Título: Problema do ensino é assustador, diz educador
Autor:
Fonte: O Globo, 29/05/2009, O País, p. 12

Especialistas aprovam pacote para docentes, mas dizem que é preciso melhorar mais o salário e a qualidade de cursos

SÃO PAULO, RIO e BRASÍLIA. Embora o Ministério da Educação (MEC) tenha anunciado que 382 mil professores não possuem formação adequada para lecionar, o número de docentes desqualificados nas escolas brasileiras pode ser muito maior. A opinião é de Jacques Therrien, professor da Universidade Federal do Ceará (UFCE) e pesquisador em educação.

- Desde a Lei de Diretrizes e Bases (LDB), em 1996, houve uma corrida de professores para cursos de pedagogia de fundo de quintal, que garantem diploma formal e aumento salarial, mas não ensinam. O buraco pode ser maior- disse Therrien.

Para o pesquisador, ainda há muitas dúvidas em torno do significado dos números apresentados anteontem pelo MEC:

- Precisamos saber o que significa isso. É um número assustador que se refere a um problema assustador.

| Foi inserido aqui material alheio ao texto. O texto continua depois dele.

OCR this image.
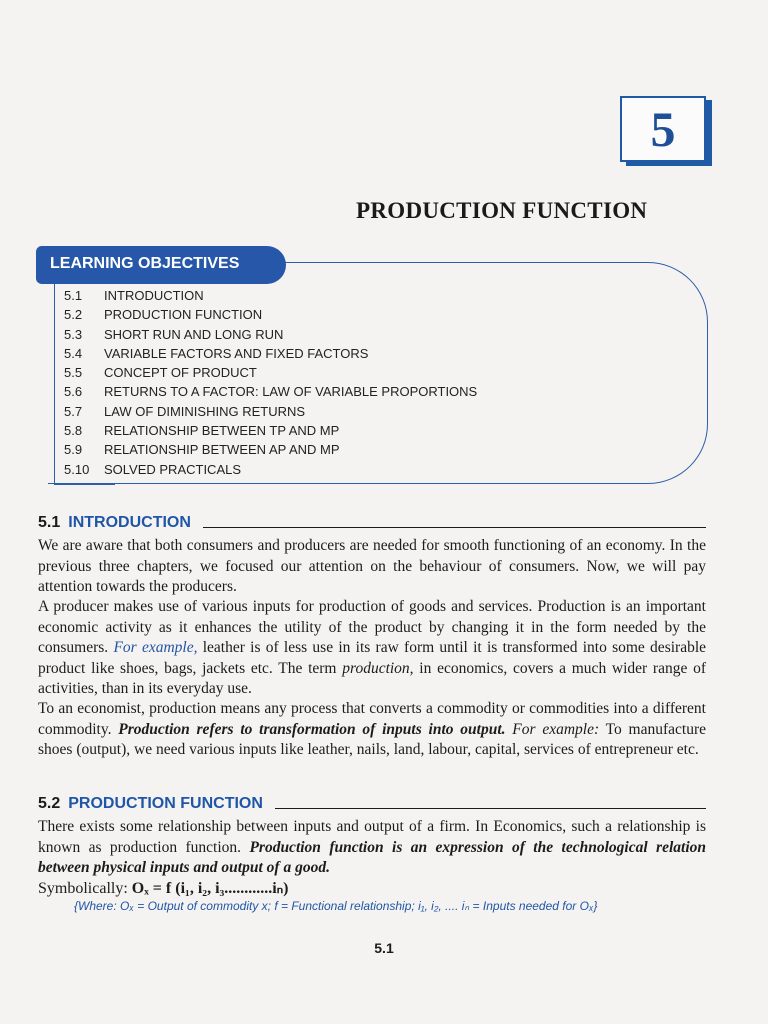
5
PRODUCTION FUNCTION
LEARNING OBJECTIVES
5.1 INTRODUCTION
5.2 PRODUCTION FUNCTION
5.3 SHORT RUN AND LONG RUN
5.4 VARIABLE FACTORS AND FIXED FACTORS
5.5 CONCEPT OF PRODUCT
5.6 RETURNS TO A FACTOR: LAW OF VARIABLE PROPORTIONS
5.7 LAW OF DIMINISHING RETURNS
5.8 RELATIONSHIP BETWEEN TP AND MP
5.9 RELATIONSHIP BETWEEN AP AND MP
5.10 SOLVED PRACTICALS
5.1 INTRODUCTION
We are aware that both consumers and producers are needed for smooth functioning of an economy. In the previous three chapters, we focused our attention on the behaviour of consumers. Now, we will pay attention towards the producers.
A producer makes use of various inputs for production of goods and services. Production is an important economic activity as it enhances the utility of the product by changing it in the form needed by the consumers. For example, leather is of less use in its raw form until it is transformed into some desirable product like shoes, bags, jackets etc. The term production, in economics, covers a much wider range of activities, than in its everyday use.
To an economist, production means any process that converts a commodity or commodities into a different commodity. Production refers to transformation of inputs into output. For example: To manufacture shoes (output), we need various inputs like leather, nails, land, labour, capital, services of entrepreneur etc.
5.2 PRODUCTION FUNCTION
There exists some relationship between inputs and output of a firm. In Economics, such a relationship is known as production function. Production function is an expression of the technological relation between physical inputs and output of a good.
Symbolically: Oₓ = f (i₁, i₂, i₃............iₙ)
{Where: Oₓ = Output of commodity x; f = Functional relationship; i₁, i₂, .... iₙ = Inputs needed for Oₓ}
5.1
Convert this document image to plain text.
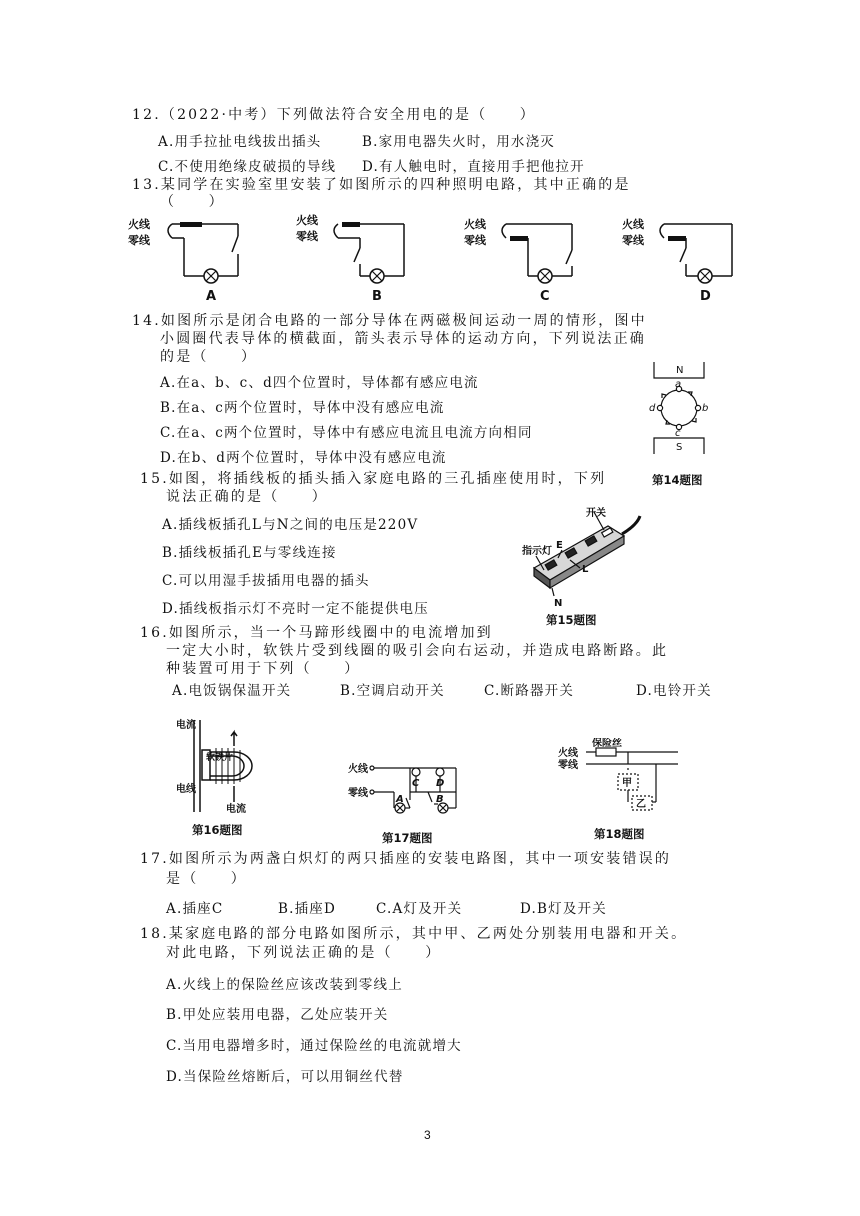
12.（2022·中考）下列做法符合安全用电的是（　　）
A.用手拉扯电线拔出插头	B.家用电器失火时，用水浇灭
C.不使用绝缘皮破损的导线 D.有人触电时，直接用手把他拉开
13.某同学在实验室里安装了如图所示的四种照明电路，其中正确的是
（　　）
火线
零线
A
火线
零线
B
火线
零线
C
火线
零线
D
14.如图所示是闭合电路的一部分导体在两磁极间运动一周的情形，图中
小圆圈代表导体的横截面，箭头表示导体的运动方向，下列说法正确
的是（　　）
A.在a、b、c、d四个位置时，导体都有感应电流
B.在a、c两个位置时，导体中没有感应电流
C.在a、c两个位置时，导体中有感应电流且电流方向相同
D.在b、d两个位置时，导体中没有感应电流
N
S
a
b
c
d
第14题图
15.如图，将插线板的插头插入家庭电路的三孔插座使用时，下列
说法正确的是（　　）
A.插线板插孔L与N之间的电压是220V
B.插线板插孔E与零线连接
C.可以用湿手拔插用电器的插头
D.插线板指示灯不亮时一定不能提供电压
开关
E
指示灯
L
N
第15题图
16.如图所示，当一个马蹄形线圈中的电流增加到
一定大小时，软铁片受到线圈的吸引会向右运动，并造成电路断路。此
种装置可用于下列（　　）
A.电饭锅保温开关	B.空调启动开关	C.断路器开关	D.电铃开关
电流
软铁片
电线
电流
第16题图
火线
零线
A	B
C D
第17题图
保险丝
火线
零线
甲
乙
第18题图
17.如图所示为两盏白炽灯的两只插座的安装电路图，其中一项安装错误的
是（　　）
A.插座C	B.插座D	C.A灯及开关	D.B灯及开关
18.某家庭电路的部分电路如图所示，其中甲、乙两处分别装用电器和开关。
对此电路，下列说法正确的是（　　）
A.火线上的保险丝应该改装到零线上
B.甲处应装用电器，乙处应装开关
C.当用电器增多时，通过保险丝的电流就增大
D.当保险丝熔断后，可以用铜丝代替
3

Segundo ele, a prova para avaliação dos professores por si só não surtirá efeito. Entre as medidas anunciadas, a mais promissora é a abertura de 330 mil vagas de licenciatura:

- Não adianta nada fazer teste de conhecimentos com professores. Tem que ver se existe condição de trabalho, tempo para estudar, material adequado. É um desafio para todas as universidades cobradas a participar. Jogar mais 100 alunos em cada sala, além de não resolver, atrapalha os que já estavam lá. Tem que vir acompanhado de investimento.

"A licenciatura não está na agenda das universidades"

Para o educador Mozart Neves Ramos, diretor do movimento Todos pela Educação, é preciso atrair para o magistério os melhores alunos do ensino médio, diferentemente do que ocorre hoje, em que boa parte das vagas é preenchida por quem não consegue aprovação em cursos mais disputados.

- Enquanto a gente não atrair os melhores, não vai ter jeito. Os melhores vão para a medicina e cursos mais valorizados. A licenciatura não está na agenda das universidades. Pode ser que entre - afirma, citando países como Finlândia e Coreia, em que os melhores alunos seguem a licenciatura, que oferece bons salários.

É preciso ainda, diz ele, qualificar os cursos de licenciatura:

- São cursos noturnos, ministrados por professores substitutos, mestrandos sem prática pedagógica. Daí saem os futuros professores.

Mozart é professor de licenciatura na UFPE. Leciona uma disciplina específica de Química criada devido ao baixo nível de conhecimento dos calouros:

- Os alunos têm graves deficiências. É preciso tratá-los de forma acolhedora. Mas nenhum dos meus colegas com doutorado quer essa aula.

Já o professor da Uerj e titular da pós-graduação em Educação da UniRio Luiz Carlos Gil Esteves elogiou a iniciativa do MEC.

- É preciso ter um ponto de partida. A primeira coisa é saber o tamanho do buraco e, a partir disso, tomar medidas.

Esteves discorda da tese de que o piso salarial de R$950 é muito baixo para atrair os profissionais mais qualificados.

- Nas grandes cidades pode ser pouco, mas, em cidades do interior, é atraente.